Sen. Jessie Danielson, D-Wheat Ridge, speaks to Senate Bill 88, which would allow past victims of childhood sex abuse to sue their perpetrators or institutions, on May 12, 2021.

Childhood victims of rape and other sexual misconduct whose deadline to hold their perpetrators legally liable has long passed are one step closer to accessing the justice system, as the Colorado Senate on Thursday approved a bill to allow survivors' claims to go forward regardless of when the abuse occurred.

"Sexual abuse is one of the most painful things to endure, and causes some of the most long-term and expensive medical and mental health care," said Sen. Jessie Danielson, D-Wheat Ridge, the sponsor of Senate Bill 88. "What these victims have been coming and asking us for is the ability to hold accountable their abusers and the institutions that actively covered up the abuse."

Currently, childhood victims of sexual abuse generally have six years after they turn 18 to file a civil lawsuit against an abuser for their injury, and two years to sue an institution, such as a church or youth program. Gov. Jared Polis last month signed into law an elimination of the civil statute of limitations going forward for both adult and childhood survivors of sexual misconduct, but SB 88 would address victims who are time-barred from filing claims.

The bill passed the Senate 31-4, with Republican Sens.
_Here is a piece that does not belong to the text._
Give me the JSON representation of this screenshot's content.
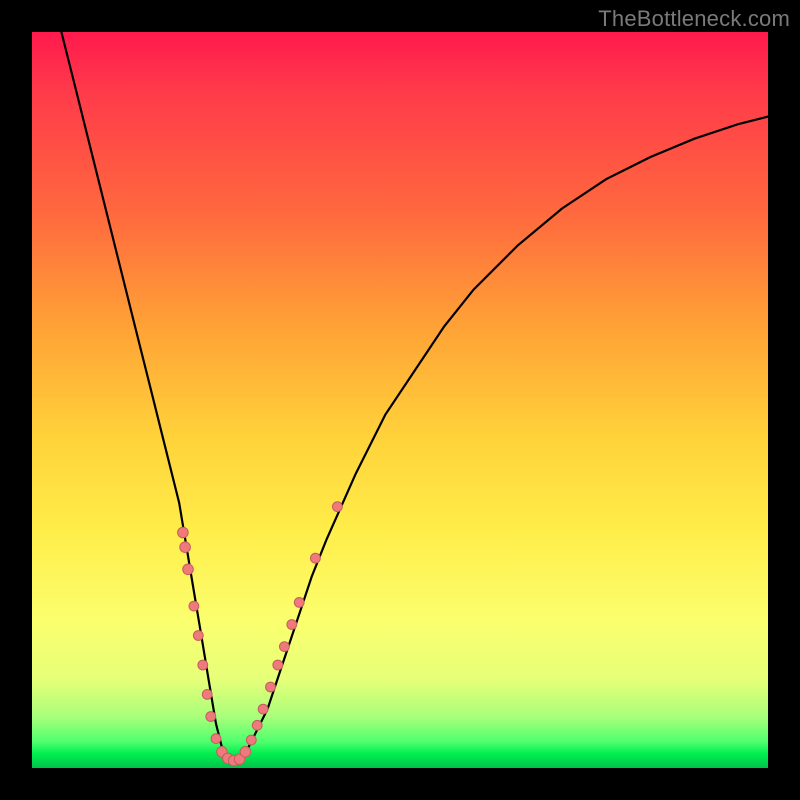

Bob Gardner of Colorado Springs, Jerry Sonnenberg of Sterling, Bob Rankin of Carbondale and Larry Liston of Colorado Springs voting no.
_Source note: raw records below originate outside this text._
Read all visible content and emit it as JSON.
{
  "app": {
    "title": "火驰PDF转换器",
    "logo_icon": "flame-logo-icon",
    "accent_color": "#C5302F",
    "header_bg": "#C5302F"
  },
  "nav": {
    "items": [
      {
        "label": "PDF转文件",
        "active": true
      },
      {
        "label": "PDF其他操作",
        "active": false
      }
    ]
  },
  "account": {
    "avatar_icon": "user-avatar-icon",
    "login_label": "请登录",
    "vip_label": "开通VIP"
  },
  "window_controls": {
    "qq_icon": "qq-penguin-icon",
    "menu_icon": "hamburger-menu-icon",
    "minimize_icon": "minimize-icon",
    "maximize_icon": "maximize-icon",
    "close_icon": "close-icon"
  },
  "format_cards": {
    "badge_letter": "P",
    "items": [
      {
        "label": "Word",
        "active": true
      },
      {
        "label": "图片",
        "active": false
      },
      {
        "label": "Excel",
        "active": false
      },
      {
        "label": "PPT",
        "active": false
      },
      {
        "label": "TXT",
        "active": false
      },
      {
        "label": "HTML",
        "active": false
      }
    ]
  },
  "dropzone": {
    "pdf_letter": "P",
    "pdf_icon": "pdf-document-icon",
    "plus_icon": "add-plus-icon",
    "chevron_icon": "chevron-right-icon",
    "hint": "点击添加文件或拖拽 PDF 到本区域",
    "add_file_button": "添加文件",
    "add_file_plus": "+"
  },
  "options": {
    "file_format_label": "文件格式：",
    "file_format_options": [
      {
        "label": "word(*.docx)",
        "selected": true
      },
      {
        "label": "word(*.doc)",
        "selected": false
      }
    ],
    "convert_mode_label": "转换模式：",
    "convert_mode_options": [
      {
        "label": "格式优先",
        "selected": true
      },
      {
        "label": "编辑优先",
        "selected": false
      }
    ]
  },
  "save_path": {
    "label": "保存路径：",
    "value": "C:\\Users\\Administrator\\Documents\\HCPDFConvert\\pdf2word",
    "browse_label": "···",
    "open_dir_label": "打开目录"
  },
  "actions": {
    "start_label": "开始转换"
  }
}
Gardner signaled he had concerns over the bill's constitutionality, as it would create a new legal claim for past conduct that the statute of limitations previously protected.

"I am loathe to argue the case for these vile perpetrators. And guess what? I'm not," Gardner said. "If you can reach back and say that if the law wasn't something in 1971, it was something else, then what else can we say the law was in 1971?"
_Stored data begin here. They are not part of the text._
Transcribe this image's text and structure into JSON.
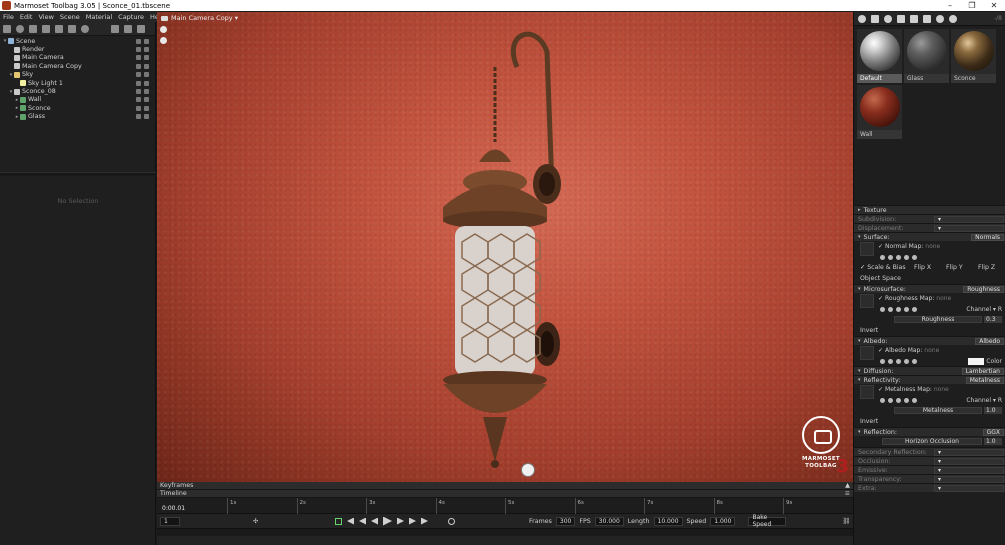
{
  "window": {
    "title": "Marmoset Toolbag 3.05 | Sconce_01.tbscene",
    "buttons": [
      "–",
      "❐",
      "✕"
    ]
  },
  "menu": [
    "File",
    "Edit",
    "View",
    "Scene",
    "Material",
    "Capture",
    "Help"
  ],
  "scene_tree": {
    "items": [
      {
        "label": "Scene",
        "indent": 0,
        "expander": "▾",
        "icon_color": "#8fb3d9"
      },
      {
        "label": "Render",
        "indent": 1,
        "expander": "",
        "icon_color": "#c9c9c9"
      },
      {
        "label": "Main Camera",
        "indent": 1,
        "expander": "",
        "icon_color": "#c9c9c9"
      },
      {
        "label": "Main Camera Copy",
        "indent": 1,
        "expander": "",
        "icon_color": "#c9c9c9"
      },
      {
        "label": "Sky",
        "indent": 1,
        "expander": "▾",
        "icon_color": "#e2c572"
      },
      {
        "label": "Sky Light 1",
        "indent": 2,
        "expander": "",
        "icon_color": "#f0f0a0"
      },
      {
        "label": "Sconce_08",
        "indent": 1,
        "expander": "▾",
        "icon_color": "#c9c9c9"
      },
      {
        "label": "Wall",
        "indent": 2,
        "expander": "▸",
        "icon_color": "#5fa36b"
      },
      {
        "label": "Sconce",
        "indent": 2,
        "expander": "▸",
        "icon_color": "#5fa36b"
      },
      {
        "label": "Glass",
        "indent": 2,
        "expander": "▸",
        "icon_color": "#5fa36b"
      }
    ],
    "no_selection": "No Selection"
  },
  "viewport": {
    "camera_label": "Main Camera Copy ▾",
    "logo_line1": "MARMOSET",
    "logo_line2": "TOOLBAG",
    "logo_version": "3"
  },
  "timeline": {
    "keyframes_label": "Keyframes",
    "timeline_label": "Timeline",
    "current_time": "0:00.01",
    "frame_field": "1",
    "ticks": [
      "1s",
      "2s",
      "3s",
      "4s",
      "5s",
      "6s",
      "7s",
      "8s",
      "9s"
    ],
    "frames_label": "Frames",
    "frames_value": "300",
    "fps_label": "FPS",
    "fps_value": "30.000",
    "length_label": "Length",
    "length_value": "10.000",
    "speed_label": "Speed",
    "speed_value": "1.000",
    "bake_speed": "Bake Speed",
    "end_frame": "300"
  },
  "materials": {
    "version_hint": "-/8",
    "items": [
      {
        "label": "Default",
        "ball": "radial-gradient(circle at 35% 30%, #ffffff 0%, #cfcfcf 20%, #7d7d7d 50%, #2a2a2a 85%)",
        "selected": true
      },
      {
        "label": "Glass",
        "ball": "radial-gradient(circle at 35% 30%, #9a9a9a 0%, #5e5e5e 30%, #2f2f2f 70%, #141414 100%)",
        "selected": false
      },
      {
        "label": "Sconce",
        "ball": "radial-gradient(circle at 35% 30%, #e3c89a 0%, #8a6a3e 25%, #3b2a17 60%, #151008 100%)",
        "selected": false
      },
      {
        "label": "Wall",
        "ball": "radial-gradient(circle at 35% 30%, #c46a4e 0%, #8a2e1e 35%, #4a140b 75%, #200704 100%)",
        "selected": false
      }
    ]
  },
  "properties": {
    "texture": "Texture",
    "subdivision": "Subdivision:",
    "displacement": "Displacement:",
    "surface": "Surface:",
    "surface_mode": "Normals",
    "normal_map": "Normal Map:",
    "none": "none",
    "scale_bias": "Scale & Bias",
    "flip_x": "Flip X",
    "flip_y": "Flip Y",
    "flip_z": "Flip Z",
    "object_space": "Object Space",
    "microsurface": "Microsurface:",
    "microsurface_mode": "Roughness",
    "roughness_map": "Roughness Map:",
    "channel": "Channel ▾ R",
    "roughness": "Roughness",
    "roughness_value": "0.3",
    "invert": "Invert",
    "albedo": "Albedo:",
    "albedo_mode": "Albedo",
    "albedo_map": "Albedo Map:",
    "color": "Color",
    "diffusion": "Diffusion:",
    "diffusion_mode": "Lambertian",
    "reflectivity": "Reflectivity:",
    "reflectivity_mode": "Metalness",
    "metalness_map": "Metalness Map:",
    "metalness": "Metalness",
    "metalness_value": "1.0",
    "reflection": "Reflection:",
    "reflection_mode": "GGX",
    "horizon_occlusion": "Horizon Occlusion",
    "horizon_value": "1.0",
    "secondary_reflection": "Secondary Reflection:",
    "occlusion": "Occlusion:",
    "emissive": "Emissive:",
    "transparency": "Transparency:",
    "extra": "Extra:"
  }
}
"Child rape was not acceptable yesterday," replied Danielson. "Child rape was never an acceptable way to treat a child."

Sen. Pete Lee, D-Colorado Springs, who is the chair of the Judiciary Committee and himself an attorney, believed the bill advanced a compelling public policy goal, and the courts would find it constitutional.

"It attempts to address a legitimate governmental interest: holding wrongdoers, both individuals and institutions, accountable for their actions, and provide a remedy for those victims who otherwise have no recourse," he said. Laws passed by the General Assembly are presumed constitutional in Colorado, and a court must find otherwise beyond a reasonable doubt.

Under SB 88, victims would only have a claim against an organization if the entity knew or should have known about a risk to children and took no action to address it. The bill to open up claims of current survivors is the first to pass a chamber of the General Assembly since 2006, when a measure to create a two-year "lookback window" for the filing of lawsuits passed the Senate by 18-17.

The proposal that year followed revelations of child abuse by Catholic clergy, and the Catholic Church and other institutions ultimately succeeded in defeating the attempt to alter or abolish the civil statute of limitations. As it did then, the church still requests that lawmakers treat private institutions and public entities, like schools, as equally liable for abuse that occurs on their watch.

"Senate Bill 88 — which claims to seek accountability — should not create a standard of accountability for private institutions to which the legislators are not willing to hold the state and other public entities to. We are glad the state senate affirmed today that public and private institutions need to be treated equally," the Colorado Catholic Conference, which represents the Archdiocese of Denver and the dioceses of Colorado Springs and Pueblo, said in a statement on Wednesday.

The conference's comments followed the Senate's decision to eliminate the caps on damages a victim could obtain from a public institution.

According to ChildUSA, a think tank that focuses on child abuse, 23 states this year have introduced legislation to open a "lookback window" to revive time-barred claims. The average age at which childhood victims disclose their sex abuse is 52. Willingness to disclose depends on such factors as cultural norms, the severity of the abuse and the victim's relationship to the perpetrator.

Proponents argue that allowing victims to sue their perpetrator or an institution that covered up the abuse would allow the medical and psychological costs to be placed on the responsible parties, and also may uncover further evidence about the extent of the coverup.

SB 88 came one year after Sen. Julie Gonzales, D-Denver, asked a Senate committee to kill a bill she sponsored to remove the statute of limitations for future victims because, she said, she also wanted a remedy for current victims. That legislation, unlike its 2006 predecessor, was not largely motivated by clergy abuse.

SB 88 will now head to the House of Representatives.